Christina Leijonhufvud: Our group differs from other groups and competitors in a couple of ways.  First of all, we are not an offshoot of our foundation and we are not an outgrowth of our community development group.  We were really set up as a business unit within the investment bank with the express purpose of investing, raising capital, and bringing a host of other services for double bottom line purpose.  The second element I think is that we have branded ourselves and positioned ourselves to look beyond microfinance as an opportunity.  I think microfinance is certainly one important avenue for investing capital for social good, but it is only one and there are others.  We’d like to help and explore opportunities that go beyond microfinance, bring our own capital and hopefully over time attract and catalyze other investors to the table for other kinds of social enterprise and operations.   Finally, we are not a single product group.  We are not just extending credit and structuring funds.  We feel we’re actually a ‘center of expertise’ bringing a pretty broad array of products and services, including the whole volunteer effort.   The volunteer effort is actually integral to our business and has had a lot of impact as well.

MC: There are about 103 MIVs with an estimated USD 6.6 billion in assets under management.  North America hosts only about 7.6 percent of MIV assets with most of the funds registered in Europe-mainly Luxembourg and the Netherlands (because of favorable tax and regulatory frameworks.) Why do you think that there has not yet been a specialized fund that has been registered by a market authority in the United States?  (I am not including Microplace or Calvert Funds (as a registered broker dealer) in my assessment.)

Christina Leijonhufvud:  I think it’s absolutely true what you’re saying.  I think that the representation of registered funds in the United States is still quite limited.  Although they are a number of players here of note: Microplace being one on the retail side (a full fledged registered broker dealer to bring investments to microfinance), Calvert Funds are another that direct money to microfinance. I think Calvert is on a platform of several hundred registered broker dealers.  So they are a couple of vehicles for retail investors.  But after that, it’s true that it gets to be much smaller.  I have to admit that I am a bit perplexed by it myself but I believe it has to do with the fact that social impact investing is still at a more nascent state in the United States, than it is say in Europe.  Many European countries, obviously the Dutch in particular, have a longer history of encouraging investments into socially impactful enterprises.  As you mentioned, some of these markets, particularly in the Netherlands, have tax benefits that really create an incentive for that kind of investment.  We don’t have anything like that in the United States.

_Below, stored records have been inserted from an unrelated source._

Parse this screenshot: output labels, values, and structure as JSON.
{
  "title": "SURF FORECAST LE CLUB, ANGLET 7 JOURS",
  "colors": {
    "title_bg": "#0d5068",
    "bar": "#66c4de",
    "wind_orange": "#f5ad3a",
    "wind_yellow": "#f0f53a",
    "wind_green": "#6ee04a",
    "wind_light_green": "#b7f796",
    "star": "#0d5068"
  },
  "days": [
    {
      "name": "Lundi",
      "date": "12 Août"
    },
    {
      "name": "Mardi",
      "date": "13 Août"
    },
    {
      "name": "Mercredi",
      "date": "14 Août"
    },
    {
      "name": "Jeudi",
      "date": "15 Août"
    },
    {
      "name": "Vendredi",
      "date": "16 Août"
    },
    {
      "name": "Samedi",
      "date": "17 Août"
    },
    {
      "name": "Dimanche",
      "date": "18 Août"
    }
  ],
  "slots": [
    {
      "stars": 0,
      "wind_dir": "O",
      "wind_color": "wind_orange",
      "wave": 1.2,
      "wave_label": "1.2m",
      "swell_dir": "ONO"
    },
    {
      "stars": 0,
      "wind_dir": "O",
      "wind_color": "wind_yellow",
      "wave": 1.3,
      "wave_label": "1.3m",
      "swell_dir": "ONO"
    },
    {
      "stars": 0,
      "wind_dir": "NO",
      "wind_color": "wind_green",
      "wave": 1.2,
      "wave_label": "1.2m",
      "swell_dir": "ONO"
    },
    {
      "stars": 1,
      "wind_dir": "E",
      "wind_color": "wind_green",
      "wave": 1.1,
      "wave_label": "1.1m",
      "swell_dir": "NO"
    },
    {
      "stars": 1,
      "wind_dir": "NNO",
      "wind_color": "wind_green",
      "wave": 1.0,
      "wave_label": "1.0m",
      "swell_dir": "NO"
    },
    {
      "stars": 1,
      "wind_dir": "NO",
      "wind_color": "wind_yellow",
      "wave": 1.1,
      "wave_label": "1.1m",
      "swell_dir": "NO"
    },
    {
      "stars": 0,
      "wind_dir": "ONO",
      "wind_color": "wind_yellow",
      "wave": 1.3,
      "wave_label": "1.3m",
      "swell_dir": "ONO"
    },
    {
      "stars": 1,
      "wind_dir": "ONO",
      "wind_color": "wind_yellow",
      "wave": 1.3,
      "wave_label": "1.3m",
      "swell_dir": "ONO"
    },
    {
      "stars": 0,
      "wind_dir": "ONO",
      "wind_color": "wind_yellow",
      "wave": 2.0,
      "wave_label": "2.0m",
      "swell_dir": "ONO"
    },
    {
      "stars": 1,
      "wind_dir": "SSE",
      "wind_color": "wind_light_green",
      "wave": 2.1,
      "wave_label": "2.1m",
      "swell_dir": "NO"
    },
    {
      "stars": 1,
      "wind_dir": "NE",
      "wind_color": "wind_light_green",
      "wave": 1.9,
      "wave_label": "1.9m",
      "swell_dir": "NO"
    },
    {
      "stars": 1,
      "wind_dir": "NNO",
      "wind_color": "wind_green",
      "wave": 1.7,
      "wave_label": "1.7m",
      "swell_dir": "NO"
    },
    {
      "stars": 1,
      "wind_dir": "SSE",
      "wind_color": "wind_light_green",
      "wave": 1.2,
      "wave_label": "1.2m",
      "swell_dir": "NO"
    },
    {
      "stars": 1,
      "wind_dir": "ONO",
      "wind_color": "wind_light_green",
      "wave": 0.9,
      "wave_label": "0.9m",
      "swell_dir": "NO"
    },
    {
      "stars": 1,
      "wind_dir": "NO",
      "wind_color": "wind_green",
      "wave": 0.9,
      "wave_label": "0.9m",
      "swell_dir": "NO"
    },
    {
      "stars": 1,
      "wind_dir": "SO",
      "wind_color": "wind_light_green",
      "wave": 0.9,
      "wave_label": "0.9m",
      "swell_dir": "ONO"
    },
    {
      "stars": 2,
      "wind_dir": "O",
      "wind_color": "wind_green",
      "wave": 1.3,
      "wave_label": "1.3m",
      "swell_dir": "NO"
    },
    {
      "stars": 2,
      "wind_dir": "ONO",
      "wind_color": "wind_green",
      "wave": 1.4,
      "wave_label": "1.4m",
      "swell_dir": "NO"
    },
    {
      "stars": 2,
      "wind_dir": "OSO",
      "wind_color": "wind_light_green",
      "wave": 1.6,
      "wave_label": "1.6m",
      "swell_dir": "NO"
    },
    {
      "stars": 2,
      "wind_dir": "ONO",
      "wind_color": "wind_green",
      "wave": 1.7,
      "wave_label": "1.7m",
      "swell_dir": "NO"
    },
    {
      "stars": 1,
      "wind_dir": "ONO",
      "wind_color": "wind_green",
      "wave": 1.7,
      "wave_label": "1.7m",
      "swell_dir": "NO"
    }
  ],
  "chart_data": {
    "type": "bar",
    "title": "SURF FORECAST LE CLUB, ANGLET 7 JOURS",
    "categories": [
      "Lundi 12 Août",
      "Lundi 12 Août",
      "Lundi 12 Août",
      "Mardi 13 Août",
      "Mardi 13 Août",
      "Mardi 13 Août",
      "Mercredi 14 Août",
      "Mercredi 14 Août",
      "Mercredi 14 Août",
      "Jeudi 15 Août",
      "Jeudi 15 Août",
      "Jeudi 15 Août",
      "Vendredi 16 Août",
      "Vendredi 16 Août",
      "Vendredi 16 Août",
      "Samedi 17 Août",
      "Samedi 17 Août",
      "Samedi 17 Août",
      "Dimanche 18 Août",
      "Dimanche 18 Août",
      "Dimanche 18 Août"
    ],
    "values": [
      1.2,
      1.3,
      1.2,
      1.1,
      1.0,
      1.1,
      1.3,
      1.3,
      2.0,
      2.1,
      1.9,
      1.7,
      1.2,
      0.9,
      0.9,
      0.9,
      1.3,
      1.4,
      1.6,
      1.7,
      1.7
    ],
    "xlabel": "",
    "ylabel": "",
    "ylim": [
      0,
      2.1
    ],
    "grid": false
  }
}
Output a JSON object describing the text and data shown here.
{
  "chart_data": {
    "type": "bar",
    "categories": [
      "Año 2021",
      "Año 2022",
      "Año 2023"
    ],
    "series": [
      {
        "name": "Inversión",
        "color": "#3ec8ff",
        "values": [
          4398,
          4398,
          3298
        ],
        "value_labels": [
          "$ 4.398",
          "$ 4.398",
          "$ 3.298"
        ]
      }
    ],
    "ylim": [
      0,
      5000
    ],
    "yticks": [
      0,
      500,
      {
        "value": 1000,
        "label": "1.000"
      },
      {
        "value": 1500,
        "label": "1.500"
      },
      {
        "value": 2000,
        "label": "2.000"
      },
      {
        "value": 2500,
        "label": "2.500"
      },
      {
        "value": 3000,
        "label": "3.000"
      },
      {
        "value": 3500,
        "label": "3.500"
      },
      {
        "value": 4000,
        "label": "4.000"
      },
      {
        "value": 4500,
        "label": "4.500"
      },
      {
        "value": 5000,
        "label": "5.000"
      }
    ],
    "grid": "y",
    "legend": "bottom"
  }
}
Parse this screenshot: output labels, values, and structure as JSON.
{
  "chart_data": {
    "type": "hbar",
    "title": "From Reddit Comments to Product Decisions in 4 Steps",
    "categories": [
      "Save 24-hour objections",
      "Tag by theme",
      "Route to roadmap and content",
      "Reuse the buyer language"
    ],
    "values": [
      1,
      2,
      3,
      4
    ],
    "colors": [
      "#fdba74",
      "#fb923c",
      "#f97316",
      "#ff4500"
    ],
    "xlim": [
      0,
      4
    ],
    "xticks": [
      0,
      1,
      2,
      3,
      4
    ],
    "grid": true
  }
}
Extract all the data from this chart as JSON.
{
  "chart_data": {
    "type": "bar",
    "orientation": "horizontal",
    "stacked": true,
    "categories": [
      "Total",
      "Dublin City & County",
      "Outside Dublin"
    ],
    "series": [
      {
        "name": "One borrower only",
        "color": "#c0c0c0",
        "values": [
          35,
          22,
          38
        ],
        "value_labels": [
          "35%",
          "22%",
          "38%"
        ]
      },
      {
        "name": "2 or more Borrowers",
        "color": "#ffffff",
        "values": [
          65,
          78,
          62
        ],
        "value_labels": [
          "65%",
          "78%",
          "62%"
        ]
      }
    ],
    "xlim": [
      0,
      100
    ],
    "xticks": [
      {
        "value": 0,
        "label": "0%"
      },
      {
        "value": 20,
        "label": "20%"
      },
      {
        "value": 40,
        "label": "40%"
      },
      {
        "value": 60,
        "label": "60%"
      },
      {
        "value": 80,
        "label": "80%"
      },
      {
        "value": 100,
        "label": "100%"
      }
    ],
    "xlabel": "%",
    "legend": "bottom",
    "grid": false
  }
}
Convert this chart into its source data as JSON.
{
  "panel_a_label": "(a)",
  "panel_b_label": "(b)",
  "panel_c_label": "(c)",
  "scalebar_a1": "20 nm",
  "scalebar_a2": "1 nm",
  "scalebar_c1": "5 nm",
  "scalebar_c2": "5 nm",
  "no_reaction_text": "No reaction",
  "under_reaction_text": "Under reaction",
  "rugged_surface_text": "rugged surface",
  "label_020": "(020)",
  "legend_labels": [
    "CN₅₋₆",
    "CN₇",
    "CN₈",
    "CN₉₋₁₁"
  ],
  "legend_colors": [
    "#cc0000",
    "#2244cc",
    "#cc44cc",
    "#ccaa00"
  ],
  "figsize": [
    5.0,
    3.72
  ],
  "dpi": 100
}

I also think that the United States is still evolving from what is a very   traditional polarization between what is considered charity and what is considered investments.  We do not yet have the infrastructure or the institutions operating in a way that recognizes that there is a middle ground between charity and investing purely to maximize financial returns.  I think our tax laws have helped perpetuate that dichotomy because of the tax exemptions associated with charitable contributions.  The United States is obviously an incredibly generous country from a philanthropic point of view, but I do believe that the seeds are sown for a greater marketplace to develop. Take a look at what Scott Budde is doing at TIAA-CREF and Preston Pinkett at Prudential.  Also, look at the impact investing network that has been launched as an example of the growing marketplace.  I think these announcements, while they may appear to be sort of isolated and fragmented, are reflective of the fact that there really is a growing demand and excitement about investing for social good.